Second, as expected, NUSI fails to keep up with the equity index funds in the bullish stage of this period. Its total return pales in comparison to QQQ, whose portfolio it replicates, showing the downside of the collar strategy. It looks stronger here vis-à-vis SPY but that is largely carryover from the outstanding performance during the drawdown period. Once SPY’s recovery caught up to NUSI, it kept moving past it. Again, just what one might have predicted for a collar strategy in bearish and bullish times.
Third, QYLD, despite a four percentage point advantage in distribution rate, lags NUSI throughout. Total return, which normalizes for distributions and dividends across funds, is especially telling with NUSI coming in 9.5 percentage points ahead of QYLD. QYLD’s covered-call strategy means it falls with the index ETF in the downdraw and the ATM cap inhibits a strong recovery.

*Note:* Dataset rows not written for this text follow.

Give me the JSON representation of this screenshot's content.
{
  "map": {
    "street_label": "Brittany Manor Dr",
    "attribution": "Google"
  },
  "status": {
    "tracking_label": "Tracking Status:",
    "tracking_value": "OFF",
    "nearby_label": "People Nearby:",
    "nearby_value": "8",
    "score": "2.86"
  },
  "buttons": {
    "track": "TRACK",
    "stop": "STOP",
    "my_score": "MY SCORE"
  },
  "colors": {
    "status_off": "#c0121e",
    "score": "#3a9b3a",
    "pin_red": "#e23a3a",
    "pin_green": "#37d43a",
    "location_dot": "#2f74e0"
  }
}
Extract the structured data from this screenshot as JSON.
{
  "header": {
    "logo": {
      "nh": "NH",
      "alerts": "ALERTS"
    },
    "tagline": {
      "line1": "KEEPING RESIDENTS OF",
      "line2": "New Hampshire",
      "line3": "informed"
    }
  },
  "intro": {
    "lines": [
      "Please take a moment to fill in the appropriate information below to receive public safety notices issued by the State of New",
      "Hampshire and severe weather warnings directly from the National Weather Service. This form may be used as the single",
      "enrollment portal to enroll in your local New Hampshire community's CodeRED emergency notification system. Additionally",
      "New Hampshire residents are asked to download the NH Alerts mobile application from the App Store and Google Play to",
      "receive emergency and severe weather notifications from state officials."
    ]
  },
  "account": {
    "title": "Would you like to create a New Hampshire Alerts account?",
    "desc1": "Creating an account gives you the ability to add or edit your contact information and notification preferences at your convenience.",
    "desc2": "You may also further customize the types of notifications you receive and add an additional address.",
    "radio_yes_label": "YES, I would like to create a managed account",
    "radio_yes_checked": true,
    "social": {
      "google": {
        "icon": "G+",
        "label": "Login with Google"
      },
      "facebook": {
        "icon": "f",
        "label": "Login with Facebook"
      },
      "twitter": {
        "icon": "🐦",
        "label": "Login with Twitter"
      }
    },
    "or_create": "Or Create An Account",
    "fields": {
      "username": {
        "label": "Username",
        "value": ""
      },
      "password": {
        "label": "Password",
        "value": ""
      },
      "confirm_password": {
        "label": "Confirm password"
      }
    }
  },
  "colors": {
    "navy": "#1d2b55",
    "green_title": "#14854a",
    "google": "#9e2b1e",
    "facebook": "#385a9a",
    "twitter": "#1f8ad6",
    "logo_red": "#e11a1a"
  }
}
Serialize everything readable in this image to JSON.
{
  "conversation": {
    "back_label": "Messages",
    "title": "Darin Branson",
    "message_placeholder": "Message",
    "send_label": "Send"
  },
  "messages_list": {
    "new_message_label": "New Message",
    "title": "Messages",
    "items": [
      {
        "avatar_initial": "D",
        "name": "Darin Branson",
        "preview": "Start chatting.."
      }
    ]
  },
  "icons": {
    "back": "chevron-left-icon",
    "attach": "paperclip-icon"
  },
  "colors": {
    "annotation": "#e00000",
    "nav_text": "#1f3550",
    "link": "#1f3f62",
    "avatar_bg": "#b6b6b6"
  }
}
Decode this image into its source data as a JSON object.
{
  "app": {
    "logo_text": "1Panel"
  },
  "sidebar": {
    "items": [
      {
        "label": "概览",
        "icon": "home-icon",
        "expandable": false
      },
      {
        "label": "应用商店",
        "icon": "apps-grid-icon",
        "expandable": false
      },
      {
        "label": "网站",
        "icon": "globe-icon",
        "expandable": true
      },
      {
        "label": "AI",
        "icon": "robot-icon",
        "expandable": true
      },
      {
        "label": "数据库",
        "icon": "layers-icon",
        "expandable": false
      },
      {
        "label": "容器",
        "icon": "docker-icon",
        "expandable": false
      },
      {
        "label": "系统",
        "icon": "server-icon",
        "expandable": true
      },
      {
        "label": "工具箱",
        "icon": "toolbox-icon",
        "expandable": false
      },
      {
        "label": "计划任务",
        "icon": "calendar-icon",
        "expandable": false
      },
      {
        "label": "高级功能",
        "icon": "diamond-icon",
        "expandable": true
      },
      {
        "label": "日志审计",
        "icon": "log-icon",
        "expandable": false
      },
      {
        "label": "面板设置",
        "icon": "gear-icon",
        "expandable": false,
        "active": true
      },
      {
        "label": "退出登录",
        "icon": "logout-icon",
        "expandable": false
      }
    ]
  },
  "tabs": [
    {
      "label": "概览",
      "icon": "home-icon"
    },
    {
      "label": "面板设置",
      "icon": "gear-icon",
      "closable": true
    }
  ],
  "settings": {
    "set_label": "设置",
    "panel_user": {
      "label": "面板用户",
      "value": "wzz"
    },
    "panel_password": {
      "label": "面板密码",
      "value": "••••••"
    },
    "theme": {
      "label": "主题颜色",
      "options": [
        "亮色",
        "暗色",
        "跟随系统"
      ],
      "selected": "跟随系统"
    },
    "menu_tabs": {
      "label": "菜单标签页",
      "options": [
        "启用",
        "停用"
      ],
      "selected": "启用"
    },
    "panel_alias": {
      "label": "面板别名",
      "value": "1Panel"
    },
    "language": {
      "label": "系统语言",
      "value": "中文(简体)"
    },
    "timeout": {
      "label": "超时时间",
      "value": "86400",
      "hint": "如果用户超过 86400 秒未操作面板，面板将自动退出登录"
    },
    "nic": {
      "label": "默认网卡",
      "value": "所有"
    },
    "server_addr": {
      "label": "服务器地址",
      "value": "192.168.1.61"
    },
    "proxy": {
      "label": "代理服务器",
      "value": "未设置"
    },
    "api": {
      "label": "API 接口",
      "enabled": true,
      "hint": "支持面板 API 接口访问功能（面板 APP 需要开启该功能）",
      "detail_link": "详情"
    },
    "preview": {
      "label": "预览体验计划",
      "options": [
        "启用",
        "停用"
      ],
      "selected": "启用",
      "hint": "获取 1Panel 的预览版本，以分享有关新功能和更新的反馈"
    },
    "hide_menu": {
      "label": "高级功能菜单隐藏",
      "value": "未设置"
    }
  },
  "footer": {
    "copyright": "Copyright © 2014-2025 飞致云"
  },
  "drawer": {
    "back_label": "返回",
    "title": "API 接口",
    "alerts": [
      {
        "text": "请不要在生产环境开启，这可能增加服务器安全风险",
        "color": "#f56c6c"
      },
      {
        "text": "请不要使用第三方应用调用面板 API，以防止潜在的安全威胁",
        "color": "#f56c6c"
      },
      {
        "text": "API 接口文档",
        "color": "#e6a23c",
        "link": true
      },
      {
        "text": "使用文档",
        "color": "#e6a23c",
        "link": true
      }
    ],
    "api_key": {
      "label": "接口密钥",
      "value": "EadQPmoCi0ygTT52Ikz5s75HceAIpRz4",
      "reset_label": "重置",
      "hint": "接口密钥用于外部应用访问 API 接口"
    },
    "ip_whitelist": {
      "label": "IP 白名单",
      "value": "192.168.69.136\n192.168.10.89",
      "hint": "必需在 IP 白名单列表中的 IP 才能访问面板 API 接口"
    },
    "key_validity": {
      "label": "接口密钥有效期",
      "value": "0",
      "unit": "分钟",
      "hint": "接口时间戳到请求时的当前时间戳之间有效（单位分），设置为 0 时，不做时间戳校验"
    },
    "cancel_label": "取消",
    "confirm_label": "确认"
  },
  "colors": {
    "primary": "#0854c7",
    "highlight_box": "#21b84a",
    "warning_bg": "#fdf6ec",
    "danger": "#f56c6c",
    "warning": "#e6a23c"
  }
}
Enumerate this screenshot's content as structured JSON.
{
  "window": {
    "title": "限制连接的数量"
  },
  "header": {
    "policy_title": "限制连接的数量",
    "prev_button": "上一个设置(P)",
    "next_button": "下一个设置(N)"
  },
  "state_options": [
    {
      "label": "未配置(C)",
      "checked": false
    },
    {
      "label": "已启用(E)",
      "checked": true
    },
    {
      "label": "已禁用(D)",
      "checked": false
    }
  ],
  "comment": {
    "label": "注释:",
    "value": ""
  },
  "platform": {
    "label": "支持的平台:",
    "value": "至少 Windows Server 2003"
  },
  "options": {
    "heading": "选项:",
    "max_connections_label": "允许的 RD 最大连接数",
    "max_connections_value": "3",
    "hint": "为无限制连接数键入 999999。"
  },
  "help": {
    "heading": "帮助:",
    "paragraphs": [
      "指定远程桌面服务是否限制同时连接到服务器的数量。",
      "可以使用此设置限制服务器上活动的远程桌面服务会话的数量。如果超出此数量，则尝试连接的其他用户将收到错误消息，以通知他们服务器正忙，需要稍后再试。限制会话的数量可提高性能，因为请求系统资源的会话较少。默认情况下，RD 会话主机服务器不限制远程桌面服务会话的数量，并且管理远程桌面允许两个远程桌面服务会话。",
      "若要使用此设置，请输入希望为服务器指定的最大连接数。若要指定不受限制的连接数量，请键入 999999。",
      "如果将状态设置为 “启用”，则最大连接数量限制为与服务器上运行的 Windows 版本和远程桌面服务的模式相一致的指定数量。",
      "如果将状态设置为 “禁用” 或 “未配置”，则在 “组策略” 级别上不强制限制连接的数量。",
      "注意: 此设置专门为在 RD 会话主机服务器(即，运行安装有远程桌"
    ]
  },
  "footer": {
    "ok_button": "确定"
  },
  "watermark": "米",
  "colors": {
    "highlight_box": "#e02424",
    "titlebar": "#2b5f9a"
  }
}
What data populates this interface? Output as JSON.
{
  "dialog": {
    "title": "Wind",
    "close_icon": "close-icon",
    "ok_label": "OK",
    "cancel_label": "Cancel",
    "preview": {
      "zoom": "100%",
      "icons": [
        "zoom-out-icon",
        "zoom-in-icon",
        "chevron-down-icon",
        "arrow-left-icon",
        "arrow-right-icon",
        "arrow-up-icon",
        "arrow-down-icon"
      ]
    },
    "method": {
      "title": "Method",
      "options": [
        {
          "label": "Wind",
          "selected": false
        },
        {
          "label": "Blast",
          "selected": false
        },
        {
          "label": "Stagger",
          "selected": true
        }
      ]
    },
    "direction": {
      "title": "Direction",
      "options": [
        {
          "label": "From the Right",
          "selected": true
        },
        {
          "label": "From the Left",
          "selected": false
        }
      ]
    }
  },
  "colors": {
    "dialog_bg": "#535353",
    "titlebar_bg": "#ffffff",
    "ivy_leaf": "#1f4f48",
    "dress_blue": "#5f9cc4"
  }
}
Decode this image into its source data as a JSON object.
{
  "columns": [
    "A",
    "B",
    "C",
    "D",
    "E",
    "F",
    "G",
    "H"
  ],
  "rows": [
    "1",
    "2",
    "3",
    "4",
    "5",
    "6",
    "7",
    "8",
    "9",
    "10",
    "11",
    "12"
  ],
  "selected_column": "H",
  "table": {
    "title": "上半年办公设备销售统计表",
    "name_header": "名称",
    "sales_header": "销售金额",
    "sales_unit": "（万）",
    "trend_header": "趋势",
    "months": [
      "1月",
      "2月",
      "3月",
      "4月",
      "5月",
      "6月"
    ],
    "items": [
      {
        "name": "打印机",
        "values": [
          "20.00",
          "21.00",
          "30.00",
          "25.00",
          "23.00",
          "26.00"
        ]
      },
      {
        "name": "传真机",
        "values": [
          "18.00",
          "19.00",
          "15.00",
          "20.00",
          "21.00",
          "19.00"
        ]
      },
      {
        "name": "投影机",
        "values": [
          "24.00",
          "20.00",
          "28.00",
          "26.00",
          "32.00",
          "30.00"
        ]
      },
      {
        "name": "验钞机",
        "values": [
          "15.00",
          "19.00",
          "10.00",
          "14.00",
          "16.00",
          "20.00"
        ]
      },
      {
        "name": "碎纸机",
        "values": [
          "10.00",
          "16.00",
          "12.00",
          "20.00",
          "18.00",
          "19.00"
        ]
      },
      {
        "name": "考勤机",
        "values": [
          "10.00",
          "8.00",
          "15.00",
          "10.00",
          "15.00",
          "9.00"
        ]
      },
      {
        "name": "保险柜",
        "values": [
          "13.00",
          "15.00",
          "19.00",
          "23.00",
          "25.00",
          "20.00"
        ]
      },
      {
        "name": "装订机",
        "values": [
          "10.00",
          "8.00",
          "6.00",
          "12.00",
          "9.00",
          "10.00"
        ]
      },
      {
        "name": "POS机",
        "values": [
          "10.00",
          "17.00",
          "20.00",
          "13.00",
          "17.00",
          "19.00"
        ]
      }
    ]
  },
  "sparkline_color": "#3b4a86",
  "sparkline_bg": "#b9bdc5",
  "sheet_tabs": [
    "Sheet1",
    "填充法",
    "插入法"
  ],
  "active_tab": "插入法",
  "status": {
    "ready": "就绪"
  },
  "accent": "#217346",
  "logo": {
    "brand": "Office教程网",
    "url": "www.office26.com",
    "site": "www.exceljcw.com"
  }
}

PortfolioVisualizer gives us a nice data summary of the charts' trends.
Obviously, neither of the option funds can begin to keep up with QQQ over this extraordinarily bullish period, but let’s compare them to each other. Start with CAGR. NUSI’s is twice that of QYLD, which generated 10% greater return since NUSI’s inception. Volatility (as StDev) strongly favors NUS over both ETFs, as does best and worst year metrics.
Maximum drawdown is interesting. QYLD sunk deeper than even QQQ, while losing twice the fraction of its peak value than NUSI did. Also interesting is that NUSI’s maximum drawdown did not come in the depths of the COVID crisis. It was in the autumn of 2020 during the pre-election period of market uncertainty.
(Blue = NUSI , Yellow = QQQ, Red = QYLD)
Correlations with Other Asset Classes (ETFs)
Finally, here’s a look at how well NUSI plays with others.
In the discussion of QYLD, the subject of correlation was a topic some chose to debate, so I thought I’d include it here as well. NUSI is, as one has to expect from its portfolio, relatively highly correlated with QQQ. Less so, however than QYLD. So in a portfolio, either fund will be behaving as an equity fund, which is, of course, what they are.
Summary
NUSI is a strong candidate for the Sustainable Income Portfolio. It has delivered a consistent 7.9% while tamping down volatility and gliding over the deepest drawdown in equity markets since the Great Recession. In its short existence it has gained capital value after paying out that 7.9%. The fact that its record encompasses both adverse and strong market conditions bodes well for its future prospects.
I would like to have a better picture of how variable its collar implementation is. It’s doubtful that it was buying deeply OTM puts during COVID crisis period; the excellent performance during that drawdown attests to that. I’ll try following the fund’s picks for a few months to bring some clarity to that point.
Overall, I find there’s a lot to like here and will almost certainly be recommending NUSI for inclusion in the portfolio.